Sarah küçük bir iç çekerek dağınık saçlarının uçlarını sinir bozucu bir şeymiş gibi okşadı

Oops! Bu görüntü içerik kurallarımıza uymuyor. Yayımlamaya devam etmek için görüntüyü kaldırmayı ya da başka bir görüntü yüklemeyi deneyin.

Sarah küçük bir iç çekerek dağınık saçlarının uçlarını sinir bozucu bir şeymiş gibi okşadı.
"Ailem nasıl yaşadığım konusunda onaylarını almak için bana sormuyor bile. Ama şimdi öğrencim bundan hoşlanmadığını söylemek için elinden geleni yapıyor......"
Kendisine her zaman sessizce bakan Kont Millen ve karısının yüzlerini hatırladı, sanki özgürleşmişler gibi gülümsüyorlardı. Onları hatırlayınca Sarah'nın ağzının kenarları biraz gevşedi. Kont Millen çifti sayesinde Sarah bu büyük güçle normal bir hayat yaşamayı öğrenmişti. Onlar olmasaydı, belki de Oliven'in çirkin benliği o olabilirdi.
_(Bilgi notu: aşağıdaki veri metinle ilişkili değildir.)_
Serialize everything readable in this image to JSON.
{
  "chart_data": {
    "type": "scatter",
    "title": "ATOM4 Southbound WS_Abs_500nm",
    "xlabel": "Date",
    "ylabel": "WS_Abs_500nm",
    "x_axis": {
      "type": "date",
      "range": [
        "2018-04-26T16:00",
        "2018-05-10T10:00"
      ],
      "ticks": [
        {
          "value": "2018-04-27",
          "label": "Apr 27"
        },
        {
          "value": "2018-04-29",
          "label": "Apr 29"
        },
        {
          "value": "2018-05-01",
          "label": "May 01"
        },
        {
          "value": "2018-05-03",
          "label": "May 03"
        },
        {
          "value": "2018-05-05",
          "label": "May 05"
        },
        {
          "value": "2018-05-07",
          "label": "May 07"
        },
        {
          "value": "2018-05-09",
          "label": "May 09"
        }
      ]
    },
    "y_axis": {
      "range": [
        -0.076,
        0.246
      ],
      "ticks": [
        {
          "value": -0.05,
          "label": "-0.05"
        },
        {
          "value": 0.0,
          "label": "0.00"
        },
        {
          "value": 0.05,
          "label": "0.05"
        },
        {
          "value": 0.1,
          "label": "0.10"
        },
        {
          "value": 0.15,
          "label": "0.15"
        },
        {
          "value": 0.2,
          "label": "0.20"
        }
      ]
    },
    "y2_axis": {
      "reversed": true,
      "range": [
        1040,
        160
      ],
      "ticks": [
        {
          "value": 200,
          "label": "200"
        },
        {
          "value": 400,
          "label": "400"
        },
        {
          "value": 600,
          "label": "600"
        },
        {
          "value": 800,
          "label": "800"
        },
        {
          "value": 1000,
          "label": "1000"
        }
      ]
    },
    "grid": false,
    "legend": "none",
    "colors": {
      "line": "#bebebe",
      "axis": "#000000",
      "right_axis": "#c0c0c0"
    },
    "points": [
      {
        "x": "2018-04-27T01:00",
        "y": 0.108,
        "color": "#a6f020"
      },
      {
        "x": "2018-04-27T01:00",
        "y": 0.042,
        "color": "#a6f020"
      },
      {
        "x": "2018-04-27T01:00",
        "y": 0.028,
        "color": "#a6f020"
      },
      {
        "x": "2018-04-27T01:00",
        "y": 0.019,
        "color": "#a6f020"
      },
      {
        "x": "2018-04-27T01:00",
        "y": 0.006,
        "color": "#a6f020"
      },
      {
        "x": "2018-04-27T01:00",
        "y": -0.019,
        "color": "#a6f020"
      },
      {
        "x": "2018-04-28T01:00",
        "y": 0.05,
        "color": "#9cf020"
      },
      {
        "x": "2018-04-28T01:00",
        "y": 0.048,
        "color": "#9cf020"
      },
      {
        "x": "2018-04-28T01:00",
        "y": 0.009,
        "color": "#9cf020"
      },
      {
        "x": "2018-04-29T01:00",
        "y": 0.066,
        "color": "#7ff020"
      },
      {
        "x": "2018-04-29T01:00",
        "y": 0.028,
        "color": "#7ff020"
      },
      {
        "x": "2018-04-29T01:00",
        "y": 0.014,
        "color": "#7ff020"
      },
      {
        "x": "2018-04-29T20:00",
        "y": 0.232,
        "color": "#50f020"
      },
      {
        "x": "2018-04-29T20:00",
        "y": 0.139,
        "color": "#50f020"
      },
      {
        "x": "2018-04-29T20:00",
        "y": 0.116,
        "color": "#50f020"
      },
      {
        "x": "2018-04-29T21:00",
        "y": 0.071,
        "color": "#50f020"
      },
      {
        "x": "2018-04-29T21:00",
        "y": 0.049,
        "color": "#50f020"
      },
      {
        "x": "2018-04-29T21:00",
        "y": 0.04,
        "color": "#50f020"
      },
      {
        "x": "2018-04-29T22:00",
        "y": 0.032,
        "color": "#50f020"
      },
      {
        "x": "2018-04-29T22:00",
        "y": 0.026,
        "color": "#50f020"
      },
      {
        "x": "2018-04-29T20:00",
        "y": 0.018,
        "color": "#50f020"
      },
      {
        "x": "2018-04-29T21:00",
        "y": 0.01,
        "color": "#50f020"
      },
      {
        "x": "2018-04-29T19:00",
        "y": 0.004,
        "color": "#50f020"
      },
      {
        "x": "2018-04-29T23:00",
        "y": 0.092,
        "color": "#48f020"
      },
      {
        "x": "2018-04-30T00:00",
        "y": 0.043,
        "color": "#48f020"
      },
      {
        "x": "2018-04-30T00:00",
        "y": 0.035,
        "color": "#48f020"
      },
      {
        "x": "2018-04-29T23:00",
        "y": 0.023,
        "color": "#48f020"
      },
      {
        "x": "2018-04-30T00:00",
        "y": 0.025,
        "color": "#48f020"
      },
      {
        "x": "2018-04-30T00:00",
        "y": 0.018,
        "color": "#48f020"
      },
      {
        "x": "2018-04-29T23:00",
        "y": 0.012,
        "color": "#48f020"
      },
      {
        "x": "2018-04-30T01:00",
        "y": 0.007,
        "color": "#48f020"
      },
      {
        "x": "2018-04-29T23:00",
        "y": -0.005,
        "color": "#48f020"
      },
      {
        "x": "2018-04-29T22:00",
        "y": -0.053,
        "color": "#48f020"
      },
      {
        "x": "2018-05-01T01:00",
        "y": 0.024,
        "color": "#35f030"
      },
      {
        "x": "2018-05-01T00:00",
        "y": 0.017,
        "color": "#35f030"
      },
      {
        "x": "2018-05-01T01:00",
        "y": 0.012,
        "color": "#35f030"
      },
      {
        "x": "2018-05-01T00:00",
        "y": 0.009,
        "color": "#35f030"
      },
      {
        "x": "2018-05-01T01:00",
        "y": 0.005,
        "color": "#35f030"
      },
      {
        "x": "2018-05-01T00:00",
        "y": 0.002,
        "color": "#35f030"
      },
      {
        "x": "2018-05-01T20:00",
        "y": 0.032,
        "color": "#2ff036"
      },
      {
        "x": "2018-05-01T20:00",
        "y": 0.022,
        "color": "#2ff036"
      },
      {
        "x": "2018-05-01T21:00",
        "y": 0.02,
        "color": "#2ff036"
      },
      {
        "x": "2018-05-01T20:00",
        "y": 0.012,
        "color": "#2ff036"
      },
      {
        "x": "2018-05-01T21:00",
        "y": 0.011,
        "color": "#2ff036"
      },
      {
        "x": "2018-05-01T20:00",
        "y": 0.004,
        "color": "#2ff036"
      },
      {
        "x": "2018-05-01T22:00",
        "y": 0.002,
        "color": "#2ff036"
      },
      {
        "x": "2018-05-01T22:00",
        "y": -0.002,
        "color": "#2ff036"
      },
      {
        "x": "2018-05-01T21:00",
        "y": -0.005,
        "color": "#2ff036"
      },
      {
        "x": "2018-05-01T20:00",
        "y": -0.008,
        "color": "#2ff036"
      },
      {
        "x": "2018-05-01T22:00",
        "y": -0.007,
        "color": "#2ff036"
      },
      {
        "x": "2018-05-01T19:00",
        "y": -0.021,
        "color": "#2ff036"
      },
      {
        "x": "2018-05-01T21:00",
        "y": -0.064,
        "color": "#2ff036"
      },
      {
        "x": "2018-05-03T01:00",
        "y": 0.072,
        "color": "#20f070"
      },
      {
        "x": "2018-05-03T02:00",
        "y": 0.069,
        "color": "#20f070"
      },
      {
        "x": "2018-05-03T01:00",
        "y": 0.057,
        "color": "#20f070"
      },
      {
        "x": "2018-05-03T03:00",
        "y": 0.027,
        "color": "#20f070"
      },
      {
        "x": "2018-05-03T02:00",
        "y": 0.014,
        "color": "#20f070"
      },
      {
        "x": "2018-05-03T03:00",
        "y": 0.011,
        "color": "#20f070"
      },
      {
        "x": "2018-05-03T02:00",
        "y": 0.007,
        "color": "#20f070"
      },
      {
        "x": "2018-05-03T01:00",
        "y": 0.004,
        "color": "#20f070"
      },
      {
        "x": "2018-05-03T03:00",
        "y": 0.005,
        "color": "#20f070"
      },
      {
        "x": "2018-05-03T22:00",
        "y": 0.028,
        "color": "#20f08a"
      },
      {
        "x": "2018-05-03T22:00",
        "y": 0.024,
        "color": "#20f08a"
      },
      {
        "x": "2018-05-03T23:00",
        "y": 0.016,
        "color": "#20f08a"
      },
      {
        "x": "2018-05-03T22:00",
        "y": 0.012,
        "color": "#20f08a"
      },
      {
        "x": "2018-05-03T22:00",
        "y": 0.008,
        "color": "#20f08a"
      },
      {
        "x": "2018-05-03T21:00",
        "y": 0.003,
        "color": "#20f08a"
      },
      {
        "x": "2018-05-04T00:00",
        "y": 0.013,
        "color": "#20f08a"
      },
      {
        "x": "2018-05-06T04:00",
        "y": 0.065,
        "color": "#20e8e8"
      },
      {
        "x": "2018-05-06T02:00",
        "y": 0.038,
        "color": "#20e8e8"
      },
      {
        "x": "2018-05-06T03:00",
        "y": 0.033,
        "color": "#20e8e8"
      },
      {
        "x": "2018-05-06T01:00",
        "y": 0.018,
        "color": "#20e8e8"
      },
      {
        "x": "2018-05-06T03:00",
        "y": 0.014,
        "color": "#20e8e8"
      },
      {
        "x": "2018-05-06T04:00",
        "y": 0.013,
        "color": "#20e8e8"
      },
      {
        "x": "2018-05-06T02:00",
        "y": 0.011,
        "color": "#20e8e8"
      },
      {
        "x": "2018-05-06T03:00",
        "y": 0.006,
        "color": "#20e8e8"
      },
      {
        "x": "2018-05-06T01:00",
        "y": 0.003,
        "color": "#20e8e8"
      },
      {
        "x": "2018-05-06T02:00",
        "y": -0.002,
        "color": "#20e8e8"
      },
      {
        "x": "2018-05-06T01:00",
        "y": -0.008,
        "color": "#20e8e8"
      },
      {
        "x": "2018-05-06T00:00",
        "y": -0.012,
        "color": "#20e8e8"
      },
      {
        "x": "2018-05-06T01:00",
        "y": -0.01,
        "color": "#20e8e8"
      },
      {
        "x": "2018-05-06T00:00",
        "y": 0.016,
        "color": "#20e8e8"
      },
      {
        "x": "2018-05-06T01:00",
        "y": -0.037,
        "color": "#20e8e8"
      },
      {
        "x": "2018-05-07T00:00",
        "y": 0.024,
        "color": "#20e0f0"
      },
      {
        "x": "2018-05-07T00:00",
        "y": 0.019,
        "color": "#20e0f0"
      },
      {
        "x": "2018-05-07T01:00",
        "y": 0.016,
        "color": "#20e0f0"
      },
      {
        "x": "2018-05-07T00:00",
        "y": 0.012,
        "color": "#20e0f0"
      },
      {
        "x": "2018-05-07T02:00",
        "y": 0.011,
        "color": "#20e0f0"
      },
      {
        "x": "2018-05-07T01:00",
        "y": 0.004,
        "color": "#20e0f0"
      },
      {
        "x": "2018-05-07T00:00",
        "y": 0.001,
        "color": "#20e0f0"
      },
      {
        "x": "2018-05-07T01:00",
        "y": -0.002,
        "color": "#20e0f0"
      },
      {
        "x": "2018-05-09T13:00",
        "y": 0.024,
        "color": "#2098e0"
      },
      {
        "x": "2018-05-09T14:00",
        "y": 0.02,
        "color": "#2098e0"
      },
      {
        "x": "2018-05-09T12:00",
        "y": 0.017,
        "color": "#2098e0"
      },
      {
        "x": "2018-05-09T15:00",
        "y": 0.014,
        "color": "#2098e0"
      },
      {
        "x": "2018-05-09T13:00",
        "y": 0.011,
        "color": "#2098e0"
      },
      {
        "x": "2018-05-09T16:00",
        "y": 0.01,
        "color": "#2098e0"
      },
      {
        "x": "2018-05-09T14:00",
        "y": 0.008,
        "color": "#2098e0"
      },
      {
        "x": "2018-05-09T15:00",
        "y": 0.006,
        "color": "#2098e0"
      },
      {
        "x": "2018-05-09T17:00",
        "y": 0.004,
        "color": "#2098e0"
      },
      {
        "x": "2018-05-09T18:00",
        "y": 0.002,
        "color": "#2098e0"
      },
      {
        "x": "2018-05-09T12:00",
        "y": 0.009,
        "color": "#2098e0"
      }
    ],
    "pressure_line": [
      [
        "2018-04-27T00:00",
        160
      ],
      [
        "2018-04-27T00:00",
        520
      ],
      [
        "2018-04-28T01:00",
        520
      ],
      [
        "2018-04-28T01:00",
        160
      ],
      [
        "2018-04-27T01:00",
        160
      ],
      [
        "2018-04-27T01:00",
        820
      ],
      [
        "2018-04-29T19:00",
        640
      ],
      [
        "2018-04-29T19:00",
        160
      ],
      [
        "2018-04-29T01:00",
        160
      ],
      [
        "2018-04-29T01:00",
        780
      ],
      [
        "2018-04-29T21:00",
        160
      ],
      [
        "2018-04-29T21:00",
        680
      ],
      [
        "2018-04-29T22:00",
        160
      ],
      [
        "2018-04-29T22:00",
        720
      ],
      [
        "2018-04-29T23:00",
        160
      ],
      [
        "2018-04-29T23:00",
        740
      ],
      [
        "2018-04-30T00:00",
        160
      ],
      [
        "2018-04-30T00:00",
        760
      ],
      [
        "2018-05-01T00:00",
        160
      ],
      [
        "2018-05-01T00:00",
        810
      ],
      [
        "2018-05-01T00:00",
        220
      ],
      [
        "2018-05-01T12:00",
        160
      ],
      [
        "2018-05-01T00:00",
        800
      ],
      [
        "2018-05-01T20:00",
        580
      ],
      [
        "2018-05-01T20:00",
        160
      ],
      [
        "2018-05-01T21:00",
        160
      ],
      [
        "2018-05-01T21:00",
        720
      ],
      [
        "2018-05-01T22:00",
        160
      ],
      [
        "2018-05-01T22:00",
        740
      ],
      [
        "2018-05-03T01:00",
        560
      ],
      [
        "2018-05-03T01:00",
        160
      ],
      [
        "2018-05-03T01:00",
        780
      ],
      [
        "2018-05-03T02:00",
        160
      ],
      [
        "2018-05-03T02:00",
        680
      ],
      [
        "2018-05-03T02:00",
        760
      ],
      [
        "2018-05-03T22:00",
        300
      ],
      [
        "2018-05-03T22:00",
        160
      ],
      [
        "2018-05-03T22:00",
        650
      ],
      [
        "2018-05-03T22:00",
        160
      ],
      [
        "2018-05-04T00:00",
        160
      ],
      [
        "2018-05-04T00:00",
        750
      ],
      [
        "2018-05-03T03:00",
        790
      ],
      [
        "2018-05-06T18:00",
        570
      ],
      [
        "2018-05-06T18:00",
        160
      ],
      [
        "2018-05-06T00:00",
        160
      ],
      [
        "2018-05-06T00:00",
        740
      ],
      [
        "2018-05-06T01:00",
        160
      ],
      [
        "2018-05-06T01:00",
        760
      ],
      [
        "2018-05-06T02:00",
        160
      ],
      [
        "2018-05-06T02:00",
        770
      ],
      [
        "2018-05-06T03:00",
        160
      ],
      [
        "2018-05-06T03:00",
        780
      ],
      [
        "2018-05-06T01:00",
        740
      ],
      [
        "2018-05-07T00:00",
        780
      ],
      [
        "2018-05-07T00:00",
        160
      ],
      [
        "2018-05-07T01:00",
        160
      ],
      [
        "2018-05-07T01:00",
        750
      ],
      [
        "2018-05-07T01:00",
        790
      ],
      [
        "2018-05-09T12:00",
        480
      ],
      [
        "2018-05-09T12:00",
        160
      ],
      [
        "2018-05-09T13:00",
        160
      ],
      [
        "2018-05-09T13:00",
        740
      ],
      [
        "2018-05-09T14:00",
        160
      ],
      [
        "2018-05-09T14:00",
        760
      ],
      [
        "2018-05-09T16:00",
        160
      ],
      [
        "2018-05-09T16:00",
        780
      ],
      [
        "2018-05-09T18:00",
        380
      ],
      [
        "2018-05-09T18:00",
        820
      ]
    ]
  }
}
'Gücünüz bir lütuf ya da bir lanet olabilir. Eğer bu gücü doğru şey için kullanırsan, bir lütuf olacaktır.
Olağanüstü bir güçle doğan kızının sihirli kuleye gittiği gün onu uğurlayan Kont Millen'ın sesini hatırladı.
'Doğuştan getirdiğimiz bir şey var, bu yüzden istemediğimiz bir yolda yürüyebiliriz. Ama lütfen şunu bil. Seni çok seviyoruz, benim minik yavru kuşum.
Ambrosia'nın gücünü incelemek için ailesinin kapısını kapatıp inzivaya çekilmesi gerektiğini söylediğinde bile gülümseyip ona sarıldığında kollarının sıcaklığını hatırladı. Onun sırtını okşarken ellerinin titreyişini hatırlıyordu.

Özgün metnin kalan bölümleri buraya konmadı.